Thereafter, once fully charged, the 6 month reserve should last 6 months, if stored in a normal, ambient temperature.

To be honest, I would not bother with a auto-winder either - I have heard they are not particularly effective on Kinetics. Seiko themselves sell a so called "recharging device" for their service network, which in effect is a magnetically coupled "winder" so that watches can be fully charged after a service, to test cell capacity etc. They are not generally available, but sometimes pop up on ebay.

Otherwise, ask an independant watch fettler if they have a Kinetic "charger", and for a small fee I'm sure they would run it up to a full charge for you.

Hope this helps.


----------



## seiko follower (Mar 21, 2006)

I haven't worn it long enough to be sure it is fully charged; but I will now that the initial full charge is so important to the capacitor/battery's life expectancy. Thank you for your help. I will contact my watchmaker and make sure he will fully charge up the watch because I know he has a"winder" that is mechanical and one that is electro-magnetic. if I'm not mistaken.
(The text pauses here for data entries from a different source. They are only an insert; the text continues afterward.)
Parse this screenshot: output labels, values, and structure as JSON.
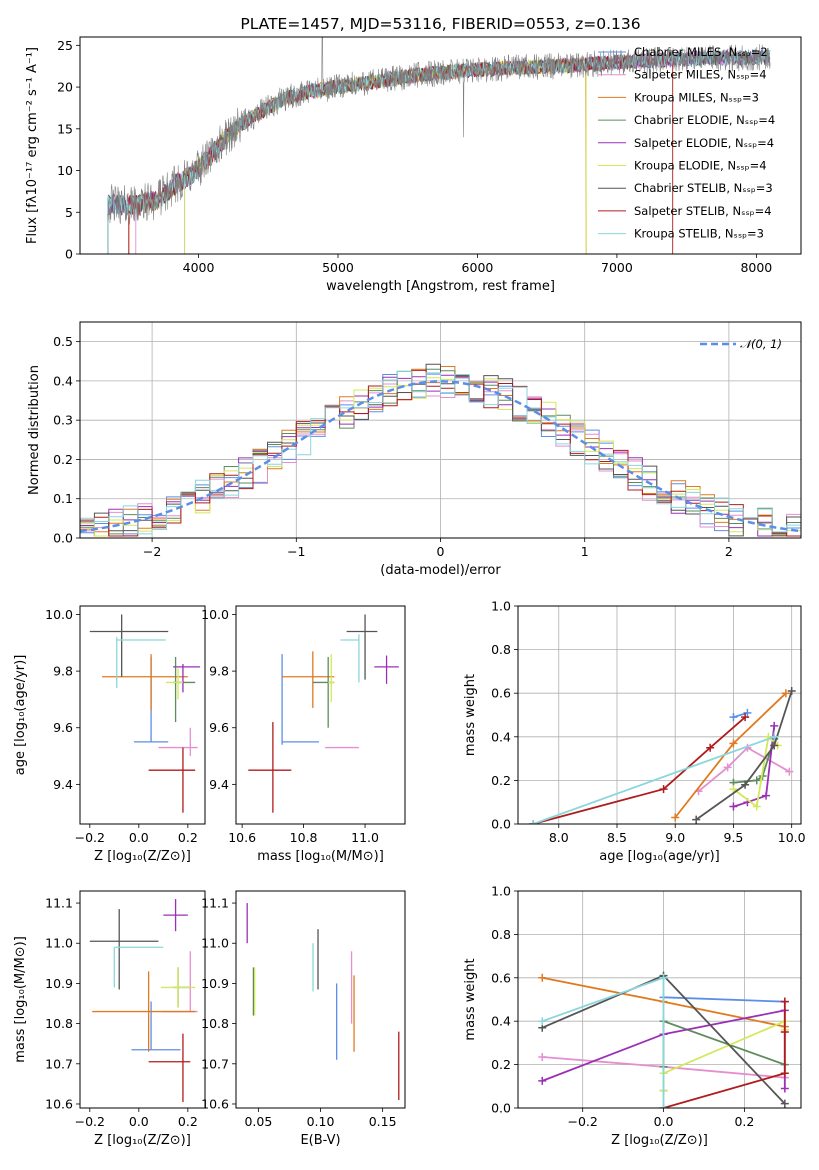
{
  "colors": {
    "chabrier_miles": "#5b8ee6",
    "salpeter_miles": "#e38fd0",
    "kroupa_miles": "#e07a1f",
    "chabrier_elodie": "#5e8c5e",
    "salpeter_elodie": "#9b30b5",
    "kroupa_elodie": "#d4e85a",
    "chabrier_stelib": "#555555",
    "salpeter_stelib": "#b01c1c",
    "kroupa_stelib": "#8ad6dc",
    "reference": "#5b8ee6"
  },
  "chart_data": [
    {
      "id": "spectrum",
      "type": "line",
      "title": "PLATE=1457, MJD=53116, FIBERID=0553, z=0.136",
      "xlabel": "wavelength [Angstrom, rest frame]",
      "ylabel": "Flux [fλ10⁻¹⁷ erg cm⁻² s⁻¹ A⁻¹]",
      "xlim": [
        3150,
        8320
      ],
      "ylim": [
        0,
        26
      ],
      "xticks": [
        4000,
        5000,
        6000,
        7000,
        8000
      ],
      "yticks": [
        0,
        5,
        10,
        15,
        20,
        25
      ],
      "legend_position": "top-right",
      "legend": [
        {
          "label": "Chabrier MILES, Nₛₛₚ=2",
          "color_key": "chabrier_miles"
        },
        {
          "label": "Salpeter MILES, Nₛₛₚ=4",
          "color_key": "salpeter_miles"
        },
        {
          "label": "Kroupa MILES, Nₛₛₚ=3",
          "color_key": "kroupa_miles"
        },
        {
          "label": "Chabrier ELODIE, Nₛₛₚ=4",
          "color_key": "chabrier_elodie"
        },
        {
          "label": "Salpeter ELODIE, Nₛₛₚ=4",
          "color_key": "salpeter_elodie"
        },
        {
          "label": "Kroupa ELODIE, Nₛₛₚ=4",
          "color_key": "kroupa_elodie"
        },
        {
          "label": "Chabrier STELIB, Nₛₛₚ=3",
          "color_key": "chabrier_stelib"
        },
        {
          "label": "Salpeter STELIB, Nₛₛₚ=4",
          "color_key": "salpeter_stelib"
        },
        {
          "label": "Kroupa STELIB, Nₛₛₚ=3",
          "color_key": "kroupa_stelib"
        }
      ],
      "continuum": {
        "x": [
          3350,
          3550,
          3700,
          3850,
          3950,
          4100,
          4200,
          4300,
          4400,
          4600,
          4800,
          5000,
          5200,
          5500,
          5800,
          6100,
          6400,
          6700,
          7000,
          7300,
          7600,
          7900,
          8100
        ],
        "y": [
          6,
          5.8,
          6.5,
          8.5,
          9.5,
          12,
          14,
          15.5,
          16.5,
          18.5,
          19.5,
          20,
          20.5,
          21.3,
          21.8,
          22.2,
          22.4,
          22.6,
          23,
          23.2,
          23.5,
          23.5,
          23.6
        ]
      },
      "models_start_x": [
        3900,
        3550,
        3500,
        3350,
        3350,
        3900,
        3350,
        3500,
        3350
      ],
      "models_end_x": [
        8100,
        8100,
        6780,
        8100,
        8100,
        6780,
        8100,
        7400,
        8100
      ]
    },
    {
      "id": "residuals",
      "type": "histogram",
      "xlabel": "(data-model)/error",
      "ylabel": "Normed distribution",
      "xlim": [
        -2.5,
        2.5
      ],
      "ylim": [
        0,
        0.55
      ],
      "xticks": [
        -2,
        -1,
        0,
        1,
        2
      ],
      "yticks": [
        0.0,
        0.1,
        0.2,
        0.3,
        0.4,
        0.5
      ],
      "legend_position": "top-right",
      "reference_label": "𝒩(0, 1)",
      "bin_width": 0.1
    },
    {
      "id": "age_vs_z",
      "type": "errorbar",
      "xlabel": "Z [log₁₀(Z/Z⊙)]",
      "ylabel": "age  [log₁₀(age/yr)]",
      "xlim": [
        -0.24,
        0.27
      ],
      "ylim": [
        9.26,
        10.03
      ],
      "xticks": [
        -0.2,
        0.0,
        0.2
      ],
      "yticks": [
        9.4,
        9.6,
        9.8,
        10.0
      ],
      "points": [
        {
          "key": "chabrier_miles",
          "x": 0.05,
          "y": 9.55,
          "xerr": [
            0.07,
            0.07
          ],
          "yerr": [
            0.0,
            0.3
          ]
        },
        {
          "key": "salpeter_miles",
          "x": 0.21,
          "y": 9.53,
          "xerr": [
            0.13,
            0.03
          ],
          "yerr": [
            0.03,
            0.07
          ]
        },
        {
          "key": "kroupa_miles",
          "x": 0.05,
          "y": 9.78,
          "xerr": [
            0.2,
            0.15
          ],
          "yerr": [
            0.12,
            0.08
          ]
        },
        {
          "key": "chabrier_elodie",
          "x": 0.15,
          "y": 9.76,
          "xerr": [
            0.01,
            0.08
          ],
          "yerr": [
            0.14,
            0.09
          ]
        },
        {
          "key": "salpeter_elodie",
          "x": 0.18,
          "y": 9.815,
          "xerr": [
            0.04,
            0.07
          ],
          "yerr": [
            0.09,
            0.01
          ]
        },
        {
          "key": "kroupa_elodie",
          "x": 0.16,
          "y": 9.76,
          "xerr": [
            0.05,
            0.02
          ],
          "yerr": [
            0.06,
            0.05
          ]
        },
        {
          "key": "chabrier_stelib",
          "x": -0.07,
          "y": 9.94,
          "xerr": [
            0.13,
            0.19
          ],
          "yerr": [
            0.16,
            0.06
          ]
        },
        {
          "key": "salpeter_stelib",
          "x": 0.18,
          "y": 9.45,
          "xerr": [
            0.14,
            0.05
          ],
          "yerr": [
            0.15,
            0.08
          ]
        },
        {
          "key": "kroupa_stelib",
          "x": -0.09,
          "y": 9.91,
          "xerr": [
            0.0,
            0.2
          ],
          "yerr": [
            0.17,
            0.01
          ]
        }
      ]
    },
    {
      "id": "age_vs_mass",
      "type": "errorbar",
      "xlabel": "mass [log₁₀(M/M⊙)]",
      "ylabel": "",
      "xlim": [
        10.58,
        11.13
      ],
      "ylim": [
        9.26,
        10.03
      ],
      "xticks": [
        10.6,
        10.8,
        11.0
      ],
      "yticks": [
        9.4,
        9.6,
        9.8,
        10.0
      ],
      "points": [
        {
          "key": "chabrier_miles",
          "x": 10.73,
          "y": 9.55,
          "xerr": [
            0.0,
            0.12
          ],
          "yerr": [
            0.01,
            0.31
          ]
        },
        {
          "key": "salpeter_miles",
          "x": 10.98,
          "y": 9.53,
          "xerr": [
            0.11,
            0.0
          ],
          "yerr": [
            0.0,
            0.0
          ]
        },
        {
          "key": "kroupa_miles",
          "x": 10.83,
          "y": 9.78,
          "xerr": [
            0.1,
            0.07
          ],
          "yerr": [
            0.11,
            0.09
          ]
        },
        {
          "key": "chabrier_elodie",
          "x": 10.88,
          "y": 9.76,
          "xerr": [
            0.05,
            0.02
          ],
          "yerr": [
            0.16,
            0.09
          ]
        },
        {
          "key": "salpeter_elodie",
          "x": 11.07,
          "y": 9.815,
          "xerr": [
            0.04,
            0.04
          ],
          "yerr": [
            0.06,
            0.04
          ]
        },
        {
          "key": "kroupa_elodie",
          "x": 10.89,
          "y": 9.76,
          "xerr": [
            0.01,
            0.01
          ],
          "yerr": [
            0.07,
            0.1
          ]
        },
        {
          "key": "chabrier_stelib",
          "x": 11.0,
          "y": 9.94,
          "xerr": [
            0.06,
            0.04
          ],
          "yerr": [
            0.17,
            0.06
          ]
        },
        {
          "key": "salpeter_stelib",
          "x": 10.7,
          "y": 9.45,
          "xerr": [
            0.08,
            0.06
          ],
          "yerr": [
            0.15,
            0.17
          ]
        },
        {
          "key": "kroupa_stelib",
          "x": 10.98,
          "y": 9.91,
          "xerr": [
            0.06,
            0.0
          ],
          "yerr": [
            0.15,
            0.02
          ]
        }
      ]
    },
    {
      "id": "weight_vs_age",
      "type": "line",
      "xlabel": "age  [log₁₀(age/yr)]",
      "ylabel": "mass weight",
      "xlim": [
        7.65,
        10.08
      ],
      "ylim": [
        0.0,
        1.0
      ],
      "xticks": [
        8.0,
        8.5,
        9.0,
        9.5,
        10.0
      ],
      "yticks": [
        0.0,
        0.2,
        0.4,
        0.6,
        0.8,
        1.0
      ],
      "grid": true,
      "series": [
        {
          "key": "chabrier_miles",
          "x": [
            9.5,
            9.62
          ],
          "y": [
            0.49,
            0.51
          ]
        },
        {
          "key": "salpeter_miles",
          "x": [
            9.2,
            9.45,
            9.62,
            9.98
          ],
          "y": [
            0.15,
            0.26,
            0.35,
            0.24
          ]
        },
        {
          "key": "kroupa_miles",
          "x": [
            9.0,
            9.5,
            9.95
          ],
          "y": [
            0.03,
            0.37,
            0.6
          ]
        },
        {
          "key": "chabrier_elodie",
          "x": [
            9.5,
            9.7,
            9.75,
            9.85
          ],
          "y": [
            0.19,
            0.2,
            0.22,
            0.39
          ]
        },
        {
          "key": "salpeter_elodie",
          "x": [
            9.5,
            9.62,
            9.78,
            9.85
          ],
          "y": [
            0.08,
            0.1,
            0.13,
            0.45
          ]
        },
        {
          "key": "kroupa_elodie",
          "x": [
            9.5,
            9.7,
            9.8,
            9.88
          ],
          "y": [
            0.16,
            0.08,
            0.4,
            0.36
          ]
        },
        {
          "key": "chabrier_stelib",
          "x": [
            9.18,
            9.6,
            9.85,
            10.0
          ],
          "y": [
            0.02,
            0.18,
            0.36,
            0.61
          ]
        },
        {
          "key": "salpeter_stelib",
          "x": [
            7.78,
            8.9,
            9.3,
            9.6
          ],
          "y": [
            0.0,
            0.16,
            0.35,
            0.49
          ]
        },
        {
          "key": "kroupa_stelib",
          "x": [
            7.78,
            9.85
          ],
          "y": [
            0.0,
            0.4
          ]
        }
      ]
    },
    {
      "id": "mass_vs_z",
      "type": "errorbar",
      "xlabel": "Z [log₁₀(Z/Z⊙)]",
      "ylabel": "mass [log₁₀(M/M⊙)]",
      "xlim": [
        -0.24,
        0.27
      ],
      "ylim": [
        10.59,
        11.13
      ],
      "xticks": [
        -0.2,
        0.0,
        0.2
      ],
      "yticks": [
        10.6,
        10.7,
        10.8,
        10.9,
        11.0,
        11.1
      ],
      "points": [
        {
          "key": "chabrier_miles",
          "x": 0.05,
          "y": 10.735,
          "xerr": [
            0.08,
            0.12
          ],
          "yerr": [
            0.0,
            0.12
          ]
        },
        {
          "key": "salpeter_miles",
          "x": 0.21,
          "y": 10.83,
          "xerr": [
            0.12,
            0.03
          ],
          "yerr": [
            0.0,
            0.15
          ]
        },
        {
          "key": "kroupa_miles",
          "x": 0.04,
          "y": 10.83,
          "xerr": [
            0.23,
            0.19
          ],
          "yerr": [
            0.1,
            0.1
          ]
        },
        {
          "key": "chabrier_elodie",
          "x": 0.16,
          "y": 10.89,
          "xerr": [
            0.02,
            0.05
          ],
          "yerr": [
            0.05,
            0.05
          ]
        },
        {
          "key": "salpeter_elodie",
          "x": 0.15,
          "y": 11.07,
          "xerr": [
            0.05,
            0.05
          ],
          "yerr": [
            0.04,
            0.04
          ]
        },
        {
          "key": "kroupa_elodie",
          "x": 0.16,
          "y": 10.89,
          "xerr": [
            0.07,
            0.07
          ],
          "yerr": [
            0.05,
            0.05
          ]
        },
        {
          "key": "chabrier_stelib",
          "x": -0.08,
          "y": 11.005,
          "xerr": [
            0.12,
            0.16
          ],
          "yerr": [
            0.12,
            0.08
          ]
        },
        {
          "key": "salpeter_stelib",
          "x": 0.18,
          "y": 10.705,
          "xerr": [
            0.14,
            0.03
          ],
          "yerr": [
            0.1,
            0.07
          ]
        },
        {
          "key": "kroupa_stelib",
          "x": -0.1,
          "y": 10.99,
          "xerr": [
            0.0,
            0.2
          ],
          "yerr": [
            0.1,
            0.0
          ]
        }
      ]
    },
    {
      "id": "mass_vs_ebv",
      "type": "errorbar",
      "xlabel": "E(B-V)",
      "ylabel": "",
      "xlim": [
        0.032,
        0.168
      ],
      "ylim": [
        10.59,
        11.13
      ],
      "xticks": [
        0.05,
        0.1,
        0.15
      ],
      "yticks": [
        10.6,
        10.7,
        10.8,
        10.9,
        11.0,
        11.1
      ],
      "points": [
        {
          "key": "chabrier_miles",
          "x": 0.113,
          "y": 10.8,
          "xerr": [
            0,
            0
          ],
          "yerr": [
            0.09,
            0.1
          ]
        },
        {
          "key": "salpeter_miles",
          "x": 0.125,
          "y": 10.88,
          "xerr": [
            0,
            0
          ],
          "yerr": [
            0.08,
            0.1
          ]
        },
        {
          "key": "kroupa_miles",
          "x": 0.127,
          "y": 10.83,
          "xerr": [
            0,
            0
          ],
          "yerr": [
            0.1,
            0.09
          ]
        },
        {
          "key": "chabrier_elodie",
          "x": 0.046,
          "y": 10.88,
          "xerr": [
            0,
            0
          ],
          "yerr": [
            0.06,
            0.06
          ]
        },
        {
          "key": "salpeter_elodie",
          "x": 0.041,
          "y": 11.05,
          "xerr": [
            0,
            0
          ],
          "yerr": [
            0.05,
            0.05
          ]
        },
        {
          "key": "kroupa_elodie",
          "x": 0.047,
          "y": 10.88,
          "xerr": [
            0,
            0
          ],
          "yerr": [
            0.06,
            0.06
          ]
        },
        {
          "key": "chabrier_stelib",
          "x": 0.098,
          "y": 10.965,
          "xerr": [
            0,
            0
          ],
          "yerr": [
            0.08,
            0.07
          ]
        },
        {
          "key": "salpeter_stelib",
          "x": 0.163,
          "y": 10.69,
          "xerr": [
            0,
            0
          ],
          "yerr": [
            0.08,
            0.09
          ]
        },
        {
          "key": "kroupa_stelib",
          "x": 0.094,
          "y": 10.94,
          "xerr": [
            0,
            0
          ],
          "yerr": [
            0.06,
            0.06
          ]
        }
      ]
    },
    {
      "id": "weight_vs_z",
      "type": "line",
      "xlabel": "Z [log₁₀(Z/Z⊙)]",
      "ylabel": "mass weight",
      "xlim": [
        -0.36,
        0.34
      ],
      "ylim": [
        0.0,
        1.0
      ],
      "xticks": [
        -0.2,
        0.0,
        0.2
      ],
      "yticks": [
        0.0,
        0.2,
        0.4,
        0.6,
        0.8,
        1.0
      ],
      "grid": true,
      "series": [
        {
          "key": "chabrier_miles",
          "x": [
            0.0,
            0.3
          ],
          "y": [
            0.51,
            0.49
          ]
        },
        {
          "key": "salpeter_miles",
          "x": [
            -0.3,
            0.0,
            0.3
          ],
          "y": [
            0.235,
            0.19,
            0.14
          ]
        },
        {
          "key": "kroupa_miles",
          "x": [
            -0.3,
            0.0,
            0.3
          ],
          "y": [
            0.6,
            0.49,
            0.375
          ]
        },
        {
          "key": "chabrier_elodie",
          "x": [
            0.0,
            0.0,
            0.0,
            0.3
          ],
          "y": [
            0.08,
            0.19,
            0.4,
            0.2
          ]
        },
        {
          "key": "salpeter_elodie",
          "x": [
            -0.3,
            0.0,
            0.3,
            0.3
          ],
          "y": [
            0.125,
            0.34,
            0.45,
            0.09
          ]
        },
        {
          "key": "kroupa_elodie",
          "x": [
            0.0,
            0.0,
            0.3,
            0.3
          ],
          "y": [
            0.08,
            0.16,
            0.4,
            0.36
          ]
        },
        {
          "key": "chabrier_stelib",
          "x": [
            -0.3,
            0.0,
            0.3
          ],
          "y": [
            0.37,
            0.61,
            0.02
          ]
        },
        {
          "key": "salpeter_stelib",
          "x": [
            0.0,
            0.3,
            0.3,
            0.3
          ],
          "y": [
            0.0,
            0.16,
            0.35,
            0.49
          ]
        },
        {
          "key": "kroupa_stelib",
          "x": [
            -0.3,
            0.0,
            0.0
          ],
          "y": [
            0.4,
            0.6,
            0.0
          ]
        }
      ]
    }
  ]
}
Thanks again for your assistance.

Bruce


----------



## ESL (Jan 27, 2004)

It is worth making sure it's fully charged.

They way I have seen 5M65's perform, after a week or so of wearing, it will start to show a full charge, but then after only a day or so of not wearing it, it will only show a 1 month charge.

This means it was not "fully" charged, but had only just indicated. Generally, after it first shows a full 6-month charge, you need to keep wearing it for a few days more to be really sure to make sure the cell is at optimum charge.

This may take a bit longer for you if it has never been fully charged - but it should be OK eventually with a new cell fitted. Just wear it normally for 2 to 3 weeks and I'm sure it will be fine.


----------